TLDR: This paper showed that in two recently diverged populations of ocean bacteria, ecological differentiation has occurred akin to a sexual mechanism: a few genome regions have swept through subpopulations in a habitat-specific manner, accompanied by gradual separation of gene pools as evidenced by increased habitat specificity of the most recent recombinations.

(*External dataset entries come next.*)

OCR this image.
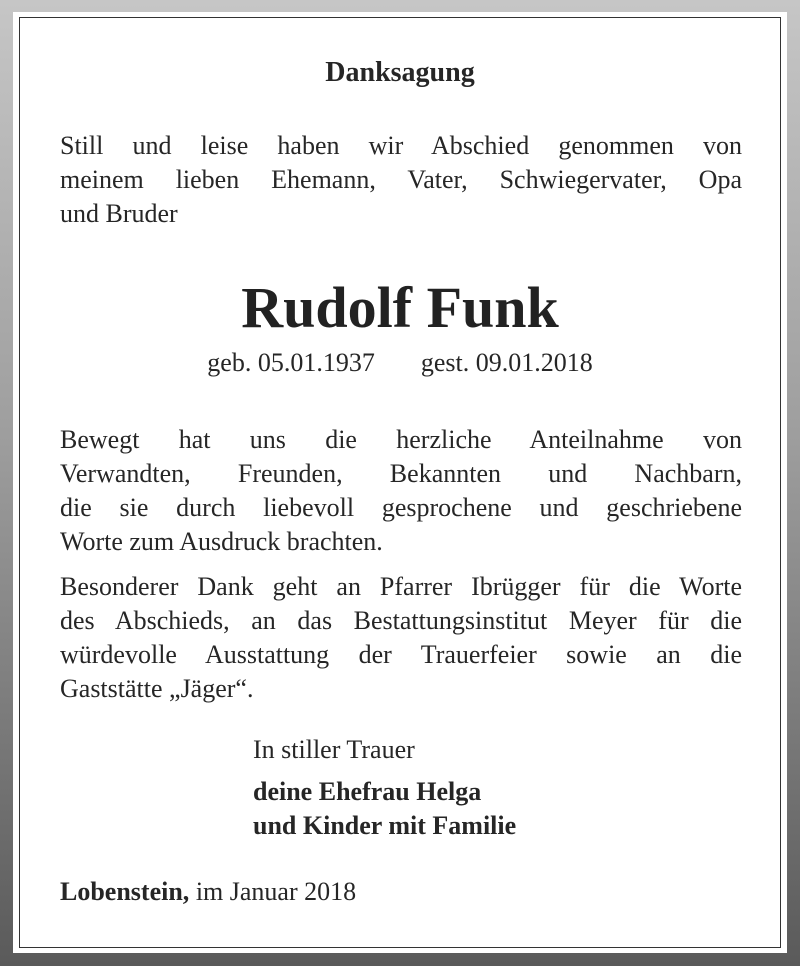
Danksagung

Still und leise haben wir Abschied genommen von
meinem lieben Ehemann, Vater, Schwiegervater, Opa
und Bruder

Rudolf Funk
geb. 05.01.1937 gest. 09.01.2018

Bewegt hat uns die herzliche Anteilnahme von
Verwandten, Freunden, Bekannten und Nachbarn,
die sie durch liebevoll gesprochene und geschriebene
Worte zum Ausdruck brachten.

Besonderer Dank geht an Pfarrer Ibrügger für die Worte
des Abschieds, an das Bestattungsinstitut Meyer für die
würdevolle Ausstattung der Trauerfeier sowie an die
Gaststätte „Jäger“.

In stiller Trauer
deine Ehefrau Helga
und Kinder mit Familie
Lobenstein, im Januar 2018
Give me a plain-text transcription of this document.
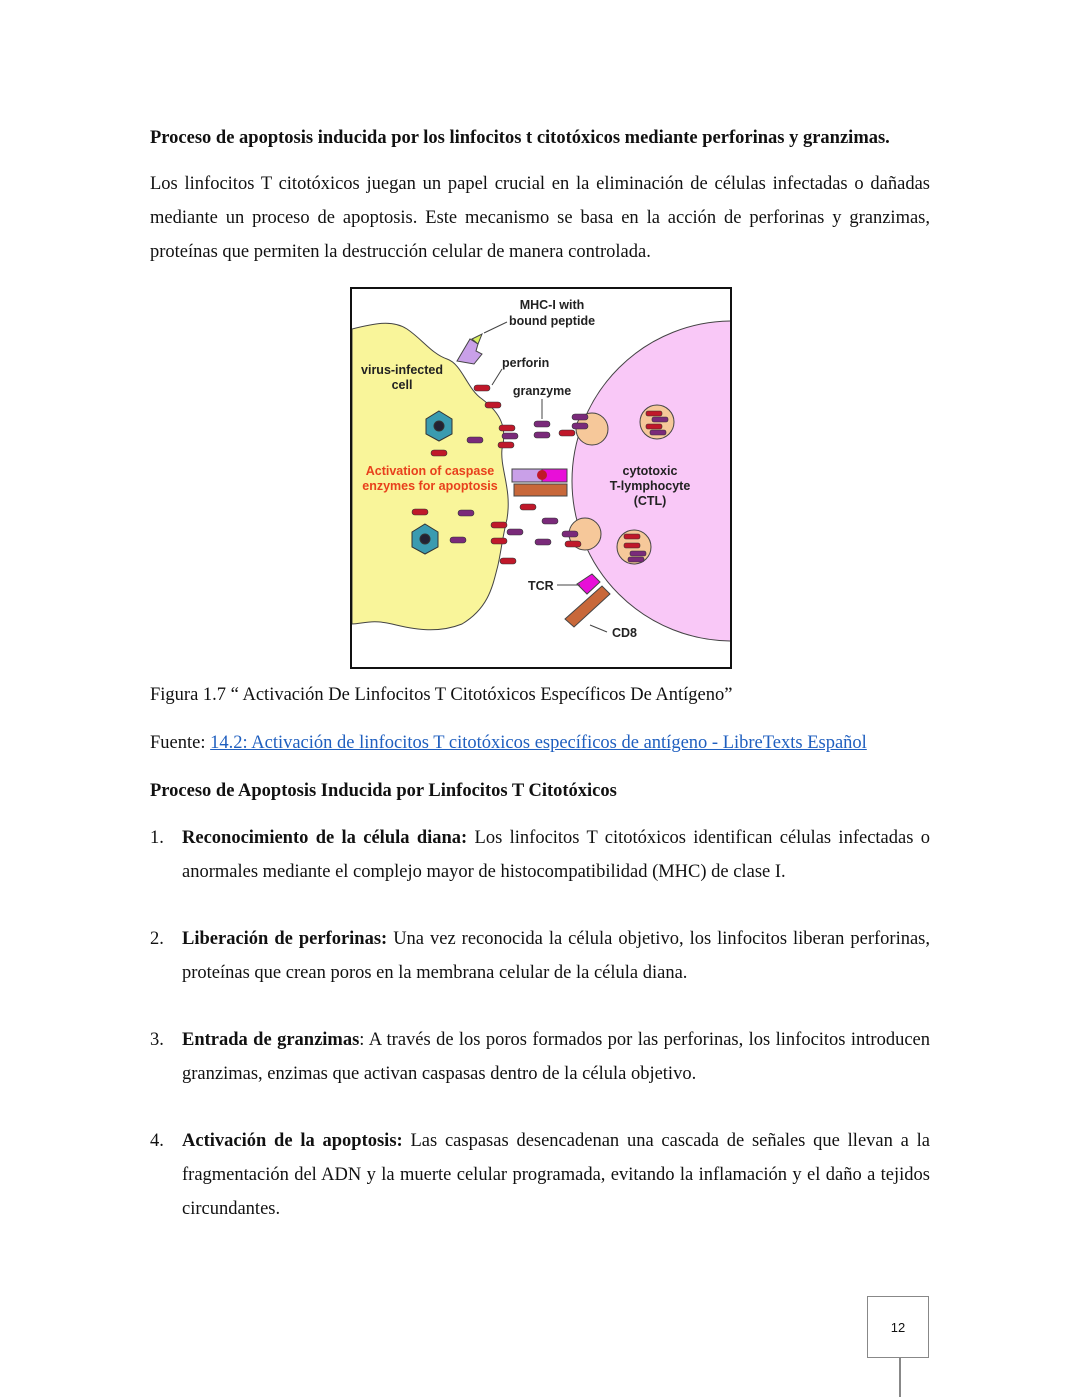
Proceso de apoptosis inducida por los linfocitos t citotóxicos mediante perforinas y granzimas.
Los linfocitos T citotóxicos juegan un papel crucial en la eliminación de células infectadas o dañadas mediante un proceso de apoptosis. Este mecanismo se basa en la acción de perforinas y granzimas, proteínas que permiten la destrucción celular de manera controlada.
MHC-I with bound peptide
perforin
virus-infected cell	granzyme
Activation of caspase enzymes for apoptosis
cytotoxic T-lymphocyte (CTL)
TCR
CD8
Figura 1.7 “ Activación De Linfocitos T Citotóxicos Específicos De Antígeno”
Fuente: 14.2: Activación de linfocitos T citotóxicos específicos de antígeno - LibreTexts Español
Proceso de Apoptosis Inducida por Linfocitos T Citotóxicos
1. Reconocimiento de la célula diana: Los linfocitos T citotóxicos identifican células infectadas o anormales mediante el complejo mayor de histocompatibilidad (MHC) de clase I.
2. Liberación de perforinas: Una vez reconocida la célula objetivo, los linfocitos liberan perforinas, proteínas que crean poros en la membrana celular de la célula diana.
3. Entrada de granzimas: A través de los poros formados por las perforinas, los linfocitos introducen granzimas, enzimas que activan caspasas dentro de la célula objetivo.
4. Activación de la apoptosis: Las caspasas desencadenan una cascada de señales que llevan a la fragmentación del ADN y la muerte celular programada, evitando la inflamación y el daño a tejidos circundantes.
12
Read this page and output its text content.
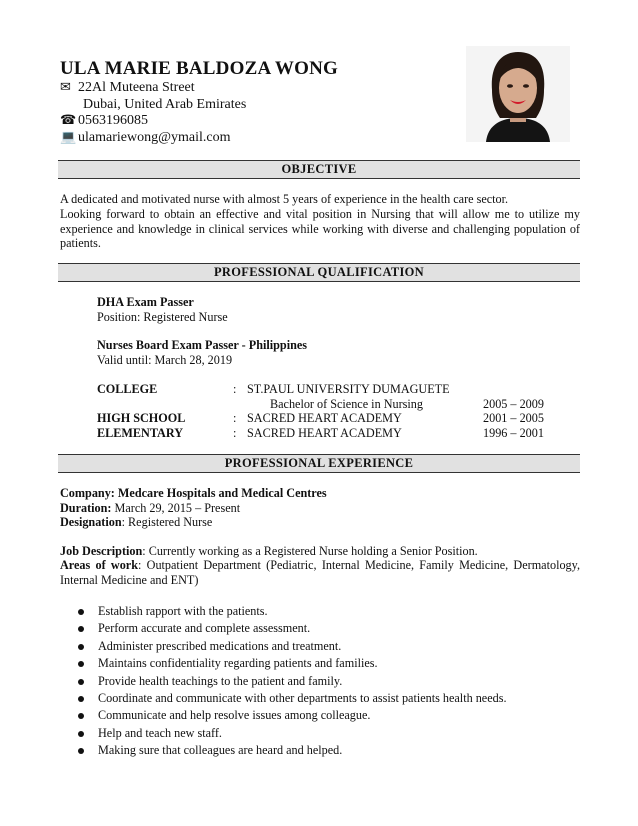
ULA MARIE BALDOZA WONG
✉ 22Al Muteena Street
Dubai, United Arab Emirates
☎ 0563196085
💻 ulamariewong@ymail.com
OBJECTIVE
A dedicated and motivated nurse with almost 5 years of experience in the health care sector.
Looking forward to obtain an effective and vital position in Nursing that will allow me to utilize my experience and knowledge in clinical services while working with diverse and challenging population of patients.
PROFESSIONAL QUALIFICATION
DHA Exam Passer
Position: Registered Nurse
Nurses Board Exam Passer - Philippines
Valid until: March 28, 2019
COLLEGE	: ST.PAUL UNIVERSITY DUMAGUETE
Bachelor of Science in Nursing	2005 – 2009
HIGH SCHOOL	: SACRED HEART ACADEMY	2001 – 2005
ELEMENTARY	: SACRED HEART ACADEMY	1996 – 2001
PROFESSIONAL EXPERIENCE
Company: Medcare Hospitals and Medical Centres
Duration: March 29, 2015 – Present
Designation: Registered Nurse
Job Description: Currently working as a Registered Nurse holding a Senior Position.
Areas of work: Outpatient Department (Pediatric, Internal Medicine, Family Medicine, Dermatology, Internal Medicine and ENT)
Establish rapport with the patients.
Perform accurate and complete assessment.
Administer prescribed medications and treatment.
Maintains confidentiality regarding patients and families.
Provide health teachings to the patient and family.
Coordinate and communicate with other departments to assist patients health needs.
Communicate and help resolve issues among colleague.
Help and teach new staff.
Making sure that colleagues are heard and helped.
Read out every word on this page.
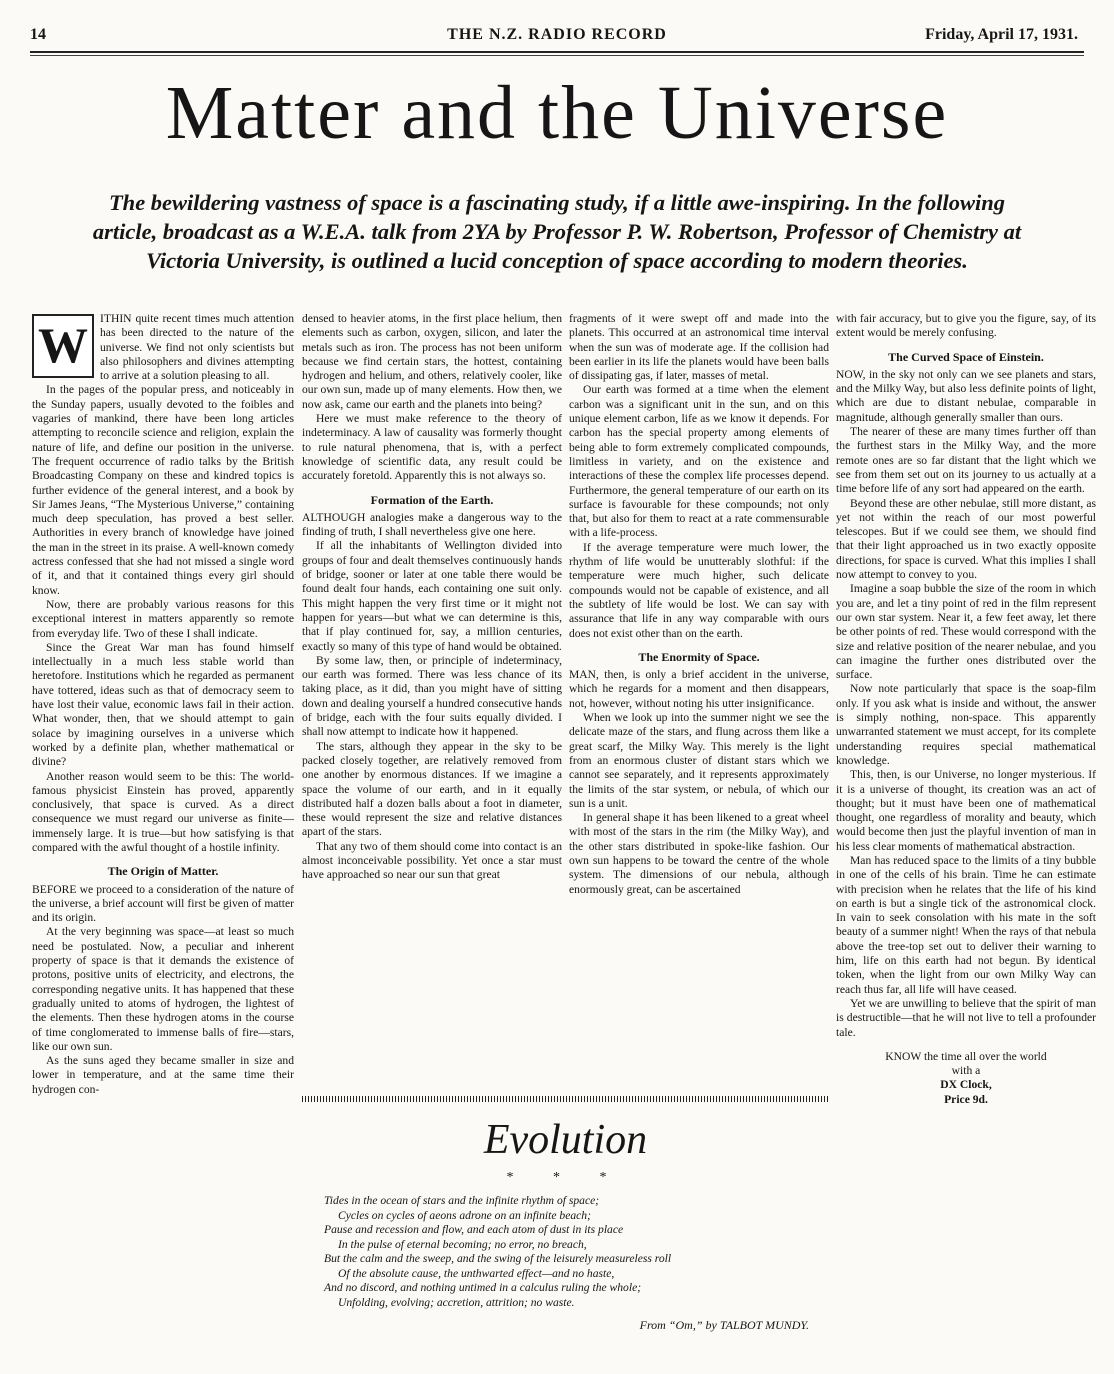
14	THE N.Z. RADIO RECORD	Friday, April 17, 1931.
Matter and the Universe

The bewildering vastness of space is a fascinating study, if a little awe-inspiring. In the following article, broadcast as a W.E.A. talk from 2YA by Professor P. W. Robertson, Professor of Chemistry at Victoria University, is outlined a lucid conception of space according to modern theories.

W	ITHIN quite recent times much attention has been directed to the nature of the universe. We find not only scientists but also philosophers and divines attempting to arrive at a solution pleasing to all.

In the pages of the popular press, and noticeably in the Sunday papers, usually devoted to the foibles and vagaries of mankind, there have been long articles attempting to reconcile science and religion, explain the nature of life, and define our position in the universe. The frequent occurrence of radio talks by the British Broadcasting Company on these and kindred topics is further evidence of the general interest, and a book by Sir James Jeans, “The Mysterious Universe,” containing much deep speculation, has proved a best seller. Authorities in every branch of knowledge have joined the man in the street in its praise. A well-known comedy actress confessed that she had not missed a single word of it, and that it contained things every girl should know.

Now, there are probably various reasons for this exceptional interest in matters apparently so remote from everyday life. Two of these I shall indicate.

Since the Great War man has found himself intellectually in a much less stable world than heretofore. Institutions which he regarded as permanent have tottered, ideas such as that of democracy seem to have lost their value, economic laws fail in their action. What wonder, then, that we should attempt to gain solace by imagining ourselves in a universe which worked by a definite plan, whether mathematical or divine?

Another reason would seem to be this: The world-famous physicist Einstein has proved, apparently conclusively, that space is curved. As a direct consequence we must regard our universe as finite—immensely large. It is true—but how satisfying is that compared with the awful thought of a hostile infinity.

The Origin of Matter.

BEFORE we proceed to a consideration of the nature of the universe, a brief account will first be given of matter and its origin.

At the very beginning was space—at least so much need be postulated. Now, a peculiar and inherent property of space is that it demands the existence of protons, positive units of electricity, and electrons, the corresponding negative units. It has happened that these gradually united to atoms of hydrogen, the lightest of the elements. Then these hydrogen atoms in the course of time conglomerated to immense balls of fire—stars, like our own sun.

As the suns aged they became smaller in size and lower in temperature, and at the same time their hydrogen con-

densed to heavier atoms, in the first place helium, then elements such as carbon, oxygen, silicon, and later the metals such as iron. The process has not been uniform because we find certain stars, the hottest, containing hydrogen and helium, and others, relatively cooler, like our own sun, made up of many elements. How then, we now ask, came our earth and the planets into being?

Here we must make reference to the theory of indeterminacy. A law of causality was formerly thought to rule natural phenomena, that is, with a perfect knowledge of scientific data, any result could be accurately foretold. Apparently this is not always so.

Formation of the Earth.

ALTHOUGH analogies make a dangerous way to the finding of truth, I shall nevertheless give one here.

If all the inhabitants of Wellington divided into groups of four and dealt themselves continuously hands of bridge, sooner or later at one table there would be found dealt four hands, each containing one suit only. This might happen the very first time or it might not happen for years—but what we can determine is this, that if play continued for, say, a million centuries, exactly so many of this type of hand would be obtained.

By some law, then, or principle of indeterminacy, our earth was formed. There was less chance of its taking place, as it did, than you might have of sitting down and dealing yourself a hundred consecutive hands of bridge, each with the four suits equally divided. I shall now attempt to indicate how it happened.

The stars, although they appear in the sky to be packed closely together, are relatively removed from one another by enormous distances. If we imagine a space the volume of our earth, and in it equally distributed half a dozen balls about a foot in diameter, these would represent the size and relative distances apart of the stars.

That any two of them should come into contact is an almost inconceivable possibility. Yet once a star must have approached so near our sun that great

fragments of it were swept off and made into the planets. This occurred at an astronomical time interval when the sun was of moderate age. If the collision had been earlier in its life the planets would have been balls of dissipating gas, if later, masses of metal.

Our earth was formed at a time when the element carbon was a significant unit in the sun, and on this unique element carbon, life as we know it depends. For carbon has the special property among elements of being able to form extremely complicated compounds, limitless in variety, and on the existence and interactions of these the complex life processes depend. Furthermore, the general temperature of our earth on its surface is favourable for these compounds; not only that, but also for them to react at a rate commensurable with a life-process.

If the average temperature were much lower, the rhythm of life would be unutterably slothful: if the temperature were much higher, such delicate compounds would not be capable of existence, and all the subtlety of life would be lost. We can say with assurance that life in any way comparable with ours does not exist other than on the earth.

The Enormity of Space.

MAN, then, is only a brief accident in the universe, which he regards for a moment and then disappears, not, however, without noting his utter insignificance.

When we look up into the summer night we see the delicate maze of the stars, and flung across them like a great scarf, the Milky Way. This merely is the light from an enormous cluster of distant stars which we cannot see separately, and it represents approximately the limits of the star system, or nebula, of which our sun is a unit.

In general shape it has been likened to a great wheel with most of the stars in the rim (the Milky Way), and the other stars distributed in spoke-like fashion. Our own sun happens to be toward the centre of the whole system. The dimensions of our nebula, although enormously great, can be ascertained

with fair accuracy, but to give you the figure, say, of its extent would be merely confusing.

The Curved Space of Einstein.

NOW, in the sky not only can we see planets and stars, and the Milky Way, but also less definite points of light, which are due to distant nebulae, comparable in magnitude, although generally smaller than ours.

The nearer of these are many times further off than the furthest stars in the Milky Way, and the more remote ones are so far distant that the light which we see from them set out on its journey to us actually at a time before life of any sort had appeared on the earth.

Beyond these are other nebulae, still more distant, as yet not within the reach of our most powerful telescopes. But if we could see them, we should find that their light approached us in two exactly opposite directions, for space is curved. What this implies I shall now attempt to convey to you.

Imagine a soap bubble the size of the room in which you are, and let a tiny point of red in the film represent our own star system. Near it, a few feet away, let there be other points of red. These would correspond with the size and relative position of the nearer nebulae, and you can imagine the further ones distributed over the surface.

Now note particularly that space is the soap-film only. If you ask what is inside and without, the answer is simply nothing, non-space. This apparently unwarranted statement we must accept, for its complete understanding requires special mathematical knowledge.

This, then, is our Universe, no longer mysterious. If it is a universe of thought, its creation was an act of thought; but it must have been one of mathematical thought, one regardless of morality and beauty, which would become then just the playful invention of man in his less clear moments of mathematical abstraction.

Man has reduced space to the limits of a tiny bubble in one of the cells of his brain. Time he can estimate with precision when he relates that the life of his kind on earth is but a single tick of the astronomical clock. In vain to seek consolation with his mate in the soft beauty of a summer night! When the rays of that nebula above the tree-top set out to deliver their warning to him, life on this earth had not begun. By identical token, when the light from our own Milky Way can reach thus far, all life will have ceased.

Yet we are unwilling to believe that the spirit of man is destructible—that he will not live to tell a profounder tale.

KNOW the time all over the world
with a
DX Clock,
Price 9d.
Evolution
* * *
Tides in the ocean of stars and the infinite rhythm of space;
Cycles on cycles of aeons adrone on an infinite beach;
Pause and recession and flow, and each atom of dust in its place
In the pulse of eternal becoming; no error, no breach,
But the calm and the sweep, and the swing of the leisurely measureless roll
Of the absolute cause, the unthwarted effect—and no haste,
And no discord, and nothing untimed in a calculus ruling the whole;
Unfolding, evolving; accretion, attrition; no waste.
From “Om,” by TALBOT MUNDY.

Abstract: Some Sort of Species Certain populations of bacteria are known to show ecological differentiation, but how this happens has remained controversial. Shapiro et al. (p. 48; see the Perspective by Papke and Gogarten) examined whole-genome sequences from ecologically divergent Vibrio populations and found that genes and genome regions containing so-called “eco-SNPs” (single-nuleotide polymorphisms) have swept through populations. These regions differentiate the bacteria genetically, apparently according to the type of substratum on which they live. Subsequently, tight genotypic clusters may have emerged as a result of preferential recombination occurring within particular habitats. Although specialization into different habitats may reduce gene flow between bacterial populations, the bacteria will always remain open to taking up DNA from other populations and so they cannot be said to be species in the eukaryotic sense. Ecologically separated Vibrio populations diverge by gene-specific rather than genome-wide selective sweeps. Genetic exchange is common among bacteria, but its effect on population diversity during ecological differentiation remains controversial. A fundamental question is whether advantageous mutations lead to selection of clonal genomes or, as in sexual eukaryotes, sweep through populations on their own. Here, we show that in two recently diverged populations of ocean bacteria, ecological differentiation has occurred akin to a sexual mechanism: A few genome regions have swept through subpopulations in a habitat-specific manner, accompanied by gradual separation of gene pools as evidenced by increased habitat specificity of the most recent recombinations. These findings reconcile previous, seemingly contradictory empirical observations of the genetic structure of bacterial populations and point to a more unified process of differentiation in bacteria and sexual eukaryotes than previously thought.